Inicialmente, faltavam os devidos equipamentos de proteção individual (EPIs) que evitam a contaminação durante o trabalho pelo novo coronavírus, mas uma compra recente foi feita. Questionada pela DW Brasil, a prefeitura respondeu que o "Serviço Funerário fornece luvas, máscaras e invol, um manto protetor que embala os corpos no caixão, que evita a possibilidade de contaminação durante o traslado dos corpos".
A recomendação é que os itens sejam usados obrigatoriamente nos enterros de vítimas de covid-19. Mas há situações em que, mesmo para caixões que chegam aos cemitérios sem a sigla D3 no documento, que indica covid-19 como causa da morte, houve a indicação do mesmo ritual de segurança.
Dúvida apóso enterro
Foi o que aconteceu no enterro de Ailton Souza, que foi servidor municipal do Cemitério da Saudade por mais de 20 anos, e morreu no dia 1º de abril. Duas semanas depois de comemorar os 61 anos ao lado do pai, a filha do servidor, Vivian Souza, tentava realizar o último desejo dele: vesti-lo com um terno para o próprio enterro. Não foi possível. Na verdade, a família mal conseguiu se despedir – embalado em sacos, o corpo de Souza foi sepultado num caixão lacrado, sem velório.
Diabético, Souza foi internado em 22 de março com sintomas de gripe. Passou a respirar com ajuda de aparelhos menos de 24 horas depois e faleceu no Hospital do Servidor Público Municipal, em São Paulo.
A família ainda não sabe se Souza foi infectado pelo novo coronavírus. "Não teve teste. Ninguém nos deu nenhum teste", afirmou Vivian à DW Brasil sobre o diagnóstico de covid-19. "Não nos deram nem raio-x, ou resultado de tomografia. Não assinamos nada, nem internação, nem óbito."
O documento que foi encaminhado ao cemitério onde Souza foi enterrado chegou sem a inscrição D3. Segundo a descrição, a vítima faleceu devido à insuficiência respiratória aguda, síndrome aguda respiratória adulto, pneumonia, diabetes mellitus.
Atrás de detalhes sobre o quadro de saúde do pai, Vivian recebeu ajuda de funcionários que, em condição de anonimato, disseram que os primeiros testes feitos em Souza investigaram a presença de H1N1.
"No caso do meu pai, não temos nenhum documento em mãos provando nada sobre seu estado de saúde.

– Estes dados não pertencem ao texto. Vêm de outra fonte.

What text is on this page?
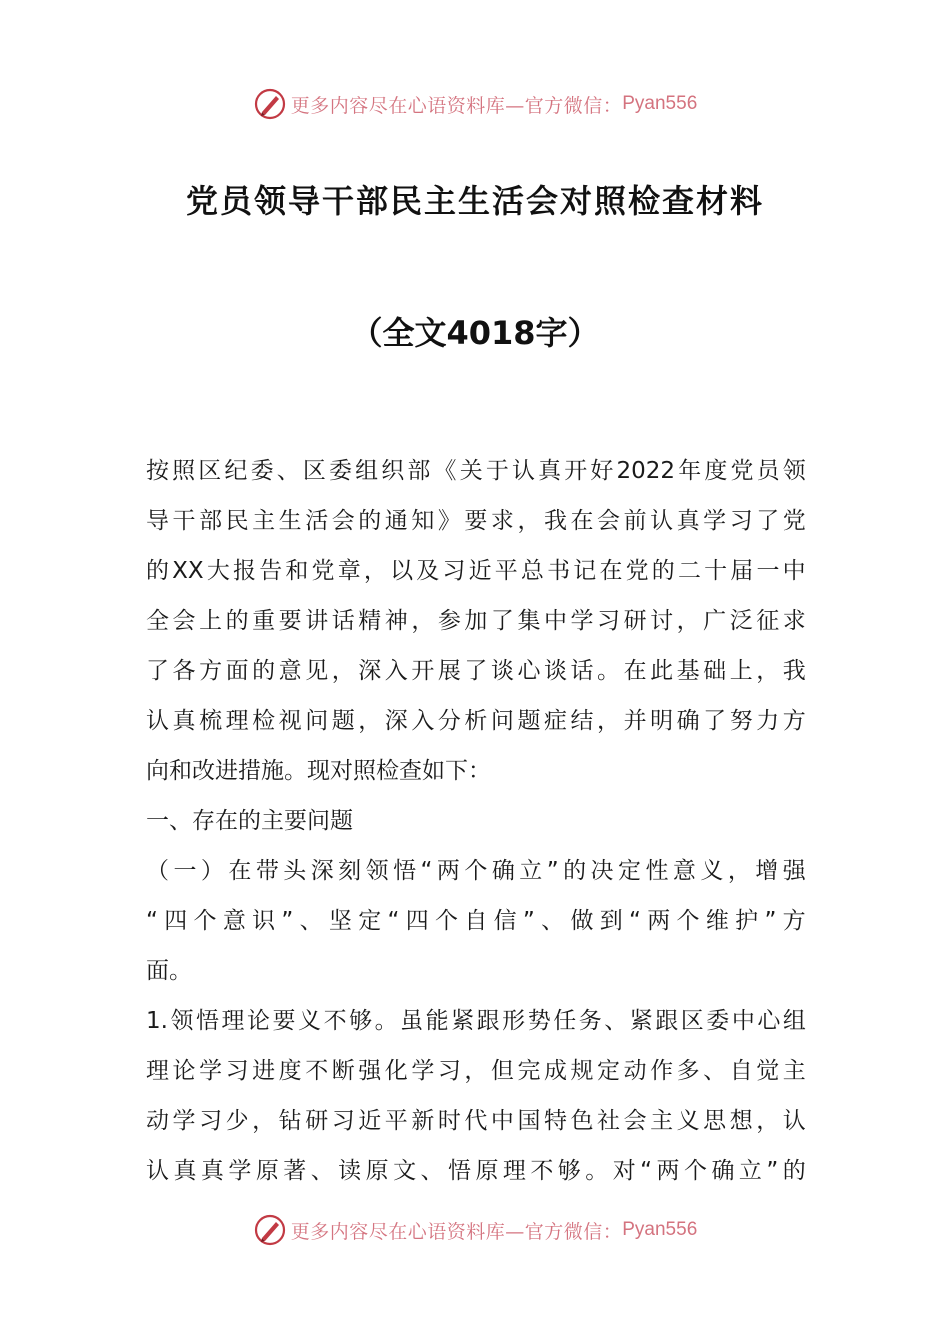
更多内容尽在心语资料库—官方微信： Pyan556
党员领导干部民主生活会对照检查材料
（全文4018字）
按 照 区 纪 委 、 区 委 组 织 部 《 关 于 认 真 开 好 2022 年 度 党 员 领
导 干 部 民 主 生 活 会 的 通 知 》 要 求 ， 我 在 会 前 认 真 学 习 了 党
的 XX 大 报 告 和 党 章 ， 以 及 习 近 平 总 书 记 在 党 的 二 十 届 一 中
全 会 上 的 重 要 讲 话 精 神 ， 参 加 了 集 中 学 习 研 讨 ， 广 泛 征 求
了 各 方 面 的 意 见 ， 深 入 开 展 了 谈 心 谈 话 。 在 此 基 础 上 ， 我
认 真 梳 理 检 视 问 题 ， 深 入 分 析 问 题 症 结 ， 并 明 确 了 努 力 方
向 和 改 进 措 施 。 现 对 照 检 查 如 下 ：
一 、 存 在 的 主 要 问 题
（ 一 ） 在 带 头 深 刻 领 悟 “ 两 个 确 立 ” 的 决 定 性 意 义 ， 增 强
“ 四 个 意 识 ” 、 坚 定 “ 四 个 自 信 ” 、 做 到 “ 两 个 维 护 ” 方
面 。
1. 领 悟 理 论 要 义 不 够 。 虽 能 紧 跟 形 势 任 务 、 紧 跟 区 委 中 心 组
理 论 学 习 进 度 不 断 强 化 学 习 ， 但 完 成 规 定 动 作 多 、 自 觉 主
动 学 习 少 ， 钻 研 习 近 平 新 时 代 中 国 特 色 社 会 主 义 思 想 ， 认
认 真 真 学 原 著 、 读 原 文 、 悟 原 理 不 够 。 对 “ 两 个 确 立 ” 的
更多内容尽在心语资料库—官方微信： Pyan556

Inclusive todas as notícias que tivemos foram em sigilo, dadas por profissionais do hospital em anonimato", disse à DW Brasil. "Se tivessem feito algo com seriedade, meu pai estaria vivo."
"Quem puder, fique em casa. Fiscalizem os procedimentos médicos, não tenham medo de incomodar, porque depois que nossos familiares [se vão], não adianta fazer nada, senão chorar", lamenta.